Although his name is at the bottom of this CD's cover, Kenneth Edmonds, aka Babyface, is Waiting to Exhale's main man; his smooth, deceptively casual take on modern-soul verities dominates the songs, all of which flowed from his pen. This authorial homogeneity certainly has its advantages, especially when it comes to Whitney Houston, the woman whose upcoming movie this compilation is intended to boost. Houston has a tendency to try to knock down buildings with her voice, but Babyface keeps her bridled throughout the entirety of "Exhale (Shoop Shoop)" and the first halves of both "Why Does It Hurt So Bad" and "Count On Me," the latter a duet with CeCe Winans. His ability to rein in the terrifying Patti LaBelle is also appreciated--her "My Love, Sweet Love" is actually listenable until its conclusion, when her trademark screaming slices up the subtle backing track like an out-of-control chain saw going through silk boxer shorts.

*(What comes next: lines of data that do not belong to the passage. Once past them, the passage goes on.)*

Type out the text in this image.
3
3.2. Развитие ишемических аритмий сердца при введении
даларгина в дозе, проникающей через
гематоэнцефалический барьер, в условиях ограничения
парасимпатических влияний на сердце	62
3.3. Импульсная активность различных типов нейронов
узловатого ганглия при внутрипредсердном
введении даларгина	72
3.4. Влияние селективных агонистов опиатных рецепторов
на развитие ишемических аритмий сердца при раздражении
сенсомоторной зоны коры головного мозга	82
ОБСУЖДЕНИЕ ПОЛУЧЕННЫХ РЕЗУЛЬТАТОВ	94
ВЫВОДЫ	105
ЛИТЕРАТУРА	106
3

But the sameness of the tempos and the aural parity he draws from artists as disparate as TLC, Chaka Khan, Aretha Franklin and Brandy eventually drags Exhale down. The platter is very pretty and precise, but the cautiousness of Babyface's approach also makes it surprisingly numbing. Wake me when it's over.

Frank Sinatra
Sinatra 80th: All the Best
(Capitol)

When I first received this two-CD package, my heart hit the floor. You see, I'd caught a commercial teasing a television special in honor of Sinatra's birthday--so naturally I assumed that Sinatra 80th would consist of the Chairman's signature songs as performed by, say, Hootie & the Blowfish. But then, something wonderful happened: I looked inside the jewel box and realized that the familiar ditties here are sung by Sinatra--not the 80-year-old Sinatra, but the Sinatra of the Fifties and early Sixties. Hell, even the electronic duet on "The Christmas Song" with Nat "King" Cole (who's been doing a lot of singing since he died) involves young Frank, not the doddering, discombobulated, hairpiece-wearing one on display now. 'Tis the season to be jolly indeed.